COL-3 is an oral, lipophilic,
tetracycline analog that has been administered to patients with metastatic
cancer. Preliminary assessment of
COL-3 in 35 patients with refractory metastatic
carcinoma demonstrated apparent nonlinear pharmacokinetics with highly variable oral clearance (63.9% coefficient of variance [CV]). To elucidate possible sources of variability of
COL-3 pharmacokinetics in vivo, in vitro
plasma protein binding and in vitro metabolism were explored along with in vivo pharmacokinetics using compartmental modeling. The variability in the overall clearance and urinary excretion of
COL-3 was also assessed.
COL-3 had a long terminal half-life (median = 59.8 h), large apparent volume of distribution (median = 50.2 L), and low apparent clearance (median = 9.93 mL/min). Only adjusted ideal body weight decreased the variability in total apparent clearance.

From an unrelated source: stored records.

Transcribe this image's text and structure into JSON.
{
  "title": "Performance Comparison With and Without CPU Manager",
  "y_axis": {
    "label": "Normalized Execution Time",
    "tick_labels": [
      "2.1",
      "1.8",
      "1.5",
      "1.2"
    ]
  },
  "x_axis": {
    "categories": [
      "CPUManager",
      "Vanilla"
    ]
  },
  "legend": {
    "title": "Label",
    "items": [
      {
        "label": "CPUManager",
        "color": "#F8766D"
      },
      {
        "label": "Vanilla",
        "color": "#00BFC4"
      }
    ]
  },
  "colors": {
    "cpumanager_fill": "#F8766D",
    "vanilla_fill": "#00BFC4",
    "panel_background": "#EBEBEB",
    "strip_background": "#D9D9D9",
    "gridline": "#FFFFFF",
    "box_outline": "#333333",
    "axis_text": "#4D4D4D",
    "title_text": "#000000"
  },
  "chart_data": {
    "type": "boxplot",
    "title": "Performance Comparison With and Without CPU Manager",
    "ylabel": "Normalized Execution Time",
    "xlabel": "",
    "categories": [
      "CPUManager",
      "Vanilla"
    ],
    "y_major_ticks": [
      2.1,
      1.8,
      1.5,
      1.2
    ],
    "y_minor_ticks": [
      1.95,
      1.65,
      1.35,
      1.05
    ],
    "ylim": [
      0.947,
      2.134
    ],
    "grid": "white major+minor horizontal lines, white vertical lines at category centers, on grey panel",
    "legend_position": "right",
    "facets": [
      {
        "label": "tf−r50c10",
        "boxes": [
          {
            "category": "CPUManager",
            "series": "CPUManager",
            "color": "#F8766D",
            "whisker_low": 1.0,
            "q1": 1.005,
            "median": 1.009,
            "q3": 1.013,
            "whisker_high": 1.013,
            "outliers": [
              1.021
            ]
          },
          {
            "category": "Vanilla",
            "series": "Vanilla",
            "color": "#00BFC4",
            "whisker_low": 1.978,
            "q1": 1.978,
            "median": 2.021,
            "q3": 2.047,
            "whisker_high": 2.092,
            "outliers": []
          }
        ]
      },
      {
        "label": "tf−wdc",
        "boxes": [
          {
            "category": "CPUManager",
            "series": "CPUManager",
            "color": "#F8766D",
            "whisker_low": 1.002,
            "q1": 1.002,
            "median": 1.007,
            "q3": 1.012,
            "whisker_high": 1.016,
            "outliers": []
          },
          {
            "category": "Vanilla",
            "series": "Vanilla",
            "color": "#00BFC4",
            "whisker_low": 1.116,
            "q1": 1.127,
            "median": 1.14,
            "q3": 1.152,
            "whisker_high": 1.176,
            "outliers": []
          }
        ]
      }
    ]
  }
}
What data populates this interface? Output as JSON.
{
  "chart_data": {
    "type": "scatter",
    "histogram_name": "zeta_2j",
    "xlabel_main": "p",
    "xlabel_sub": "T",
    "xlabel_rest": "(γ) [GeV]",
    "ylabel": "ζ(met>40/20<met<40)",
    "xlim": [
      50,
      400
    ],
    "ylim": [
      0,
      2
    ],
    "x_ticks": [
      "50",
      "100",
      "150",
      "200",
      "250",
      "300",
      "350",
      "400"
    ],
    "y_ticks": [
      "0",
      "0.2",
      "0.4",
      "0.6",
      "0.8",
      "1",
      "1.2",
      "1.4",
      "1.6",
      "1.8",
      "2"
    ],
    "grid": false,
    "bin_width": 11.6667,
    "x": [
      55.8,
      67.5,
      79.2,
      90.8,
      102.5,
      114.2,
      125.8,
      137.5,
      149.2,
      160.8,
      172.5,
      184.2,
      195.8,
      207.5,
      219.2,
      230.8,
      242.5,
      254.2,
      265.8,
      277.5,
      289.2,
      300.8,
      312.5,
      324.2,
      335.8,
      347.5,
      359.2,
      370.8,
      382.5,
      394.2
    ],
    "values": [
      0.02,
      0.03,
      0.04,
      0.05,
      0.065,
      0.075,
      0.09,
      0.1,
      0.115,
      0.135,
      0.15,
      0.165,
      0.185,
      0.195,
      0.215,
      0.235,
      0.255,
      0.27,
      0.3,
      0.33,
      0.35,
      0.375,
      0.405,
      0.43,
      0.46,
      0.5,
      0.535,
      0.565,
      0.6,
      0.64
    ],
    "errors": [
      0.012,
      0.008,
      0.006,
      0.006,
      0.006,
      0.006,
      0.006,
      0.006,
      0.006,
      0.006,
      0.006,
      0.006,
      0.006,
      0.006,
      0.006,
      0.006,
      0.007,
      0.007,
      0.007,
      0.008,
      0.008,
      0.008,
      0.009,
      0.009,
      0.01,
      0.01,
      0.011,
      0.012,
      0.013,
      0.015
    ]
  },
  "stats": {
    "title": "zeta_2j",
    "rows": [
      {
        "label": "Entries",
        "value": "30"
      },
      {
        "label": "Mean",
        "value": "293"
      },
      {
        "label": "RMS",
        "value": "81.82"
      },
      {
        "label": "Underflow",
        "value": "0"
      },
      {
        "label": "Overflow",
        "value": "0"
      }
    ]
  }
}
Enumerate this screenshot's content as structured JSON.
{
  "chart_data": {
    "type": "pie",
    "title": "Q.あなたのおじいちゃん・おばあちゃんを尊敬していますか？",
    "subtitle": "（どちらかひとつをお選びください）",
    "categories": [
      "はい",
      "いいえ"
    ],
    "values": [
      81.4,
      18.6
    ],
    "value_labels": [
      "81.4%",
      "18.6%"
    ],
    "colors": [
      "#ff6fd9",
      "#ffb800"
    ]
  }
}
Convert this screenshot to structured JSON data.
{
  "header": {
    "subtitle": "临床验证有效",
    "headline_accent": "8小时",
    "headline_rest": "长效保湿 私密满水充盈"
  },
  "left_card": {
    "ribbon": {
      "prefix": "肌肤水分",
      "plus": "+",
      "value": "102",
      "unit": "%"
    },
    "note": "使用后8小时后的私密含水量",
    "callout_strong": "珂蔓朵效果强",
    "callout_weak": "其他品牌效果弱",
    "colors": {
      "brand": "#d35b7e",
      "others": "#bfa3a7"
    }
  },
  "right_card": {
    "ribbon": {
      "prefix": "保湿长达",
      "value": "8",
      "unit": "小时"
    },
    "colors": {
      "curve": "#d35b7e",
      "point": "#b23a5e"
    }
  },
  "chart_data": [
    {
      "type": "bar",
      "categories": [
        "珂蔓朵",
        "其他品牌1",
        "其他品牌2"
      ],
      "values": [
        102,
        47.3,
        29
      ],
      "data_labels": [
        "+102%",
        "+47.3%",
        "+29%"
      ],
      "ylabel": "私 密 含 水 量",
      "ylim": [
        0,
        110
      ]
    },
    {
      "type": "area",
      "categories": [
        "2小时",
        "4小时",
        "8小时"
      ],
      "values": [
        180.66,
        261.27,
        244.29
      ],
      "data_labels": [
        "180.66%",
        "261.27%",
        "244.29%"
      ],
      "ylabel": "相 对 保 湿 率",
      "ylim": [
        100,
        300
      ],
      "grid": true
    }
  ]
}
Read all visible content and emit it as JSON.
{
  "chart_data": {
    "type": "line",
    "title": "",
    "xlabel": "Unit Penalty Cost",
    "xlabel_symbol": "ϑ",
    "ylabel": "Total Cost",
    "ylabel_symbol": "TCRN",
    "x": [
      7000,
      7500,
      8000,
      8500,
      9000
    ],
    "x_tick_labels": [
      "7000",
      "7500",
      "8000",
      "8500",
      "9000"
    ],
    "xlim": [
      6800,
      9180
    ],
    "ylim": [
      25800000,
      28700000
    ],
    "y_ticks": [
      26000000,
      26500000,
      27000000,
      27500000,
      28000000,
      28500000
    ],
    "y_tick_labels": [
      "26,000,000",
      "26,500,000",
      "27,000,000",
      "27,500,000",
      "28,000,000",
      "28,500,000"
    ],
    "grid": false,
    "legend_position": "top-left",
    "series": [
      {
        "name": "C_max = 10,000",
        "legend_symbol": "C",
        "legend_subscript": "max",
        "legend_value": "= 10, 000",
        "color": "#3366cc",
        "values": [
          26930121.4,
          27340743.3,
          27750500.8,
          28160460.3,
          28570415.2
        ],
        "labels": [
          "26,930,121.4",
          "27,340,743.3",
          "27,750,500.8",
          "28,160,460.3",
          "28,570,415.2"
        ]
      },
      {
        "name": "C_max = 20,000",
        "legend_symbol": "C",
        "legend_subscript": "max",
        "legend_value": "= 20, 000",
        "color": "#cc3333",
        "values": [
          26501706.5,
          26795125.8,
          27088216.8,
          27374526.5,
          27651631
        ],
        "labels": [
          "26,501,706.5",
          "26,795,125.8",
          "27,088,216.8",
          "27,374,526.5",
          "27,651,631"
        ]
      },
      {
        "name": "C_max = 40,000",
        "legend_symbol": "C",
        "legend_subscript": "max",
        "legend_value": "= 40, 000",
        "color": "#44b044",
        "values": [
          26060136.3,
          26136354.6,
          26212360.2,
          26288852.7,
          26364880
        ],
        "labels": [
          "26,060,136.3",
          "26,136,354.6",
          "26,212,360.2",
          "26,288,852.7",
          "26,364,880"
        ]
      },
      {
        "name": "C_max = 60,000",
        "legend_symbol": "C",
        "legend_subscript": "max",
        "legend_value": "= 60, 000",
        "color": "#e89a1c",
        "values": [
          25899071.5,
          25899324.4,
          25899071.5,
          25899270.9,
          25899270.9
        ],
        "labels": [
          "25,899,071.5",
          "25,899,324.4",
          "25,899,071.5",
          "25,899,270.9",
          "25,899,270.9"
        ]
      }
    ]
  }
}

There was nonsaturable
plasma protein binding of
COL-3 (fu = 5.5%), with the majority of binding to
albumin. The renal route of elimination is negligible, with 0.06% of unchanged
COL-3 and 3.31%
COL-3 glucuronide excreted in the first 6 days.
COL-3 is not metabolized by phase I metabolism but does undergo glucuronidation in vitro by UGT1A1, UGT1A3, UGT1A9, and UGT2B7 and in vivo, as evidenced by
COL-3 glucuronides in the urine (median = 13.6% of the total dose).
COL-3 exhibits nonlinear pharmacokinetics, possibly due to dissolution rate-limited absorption.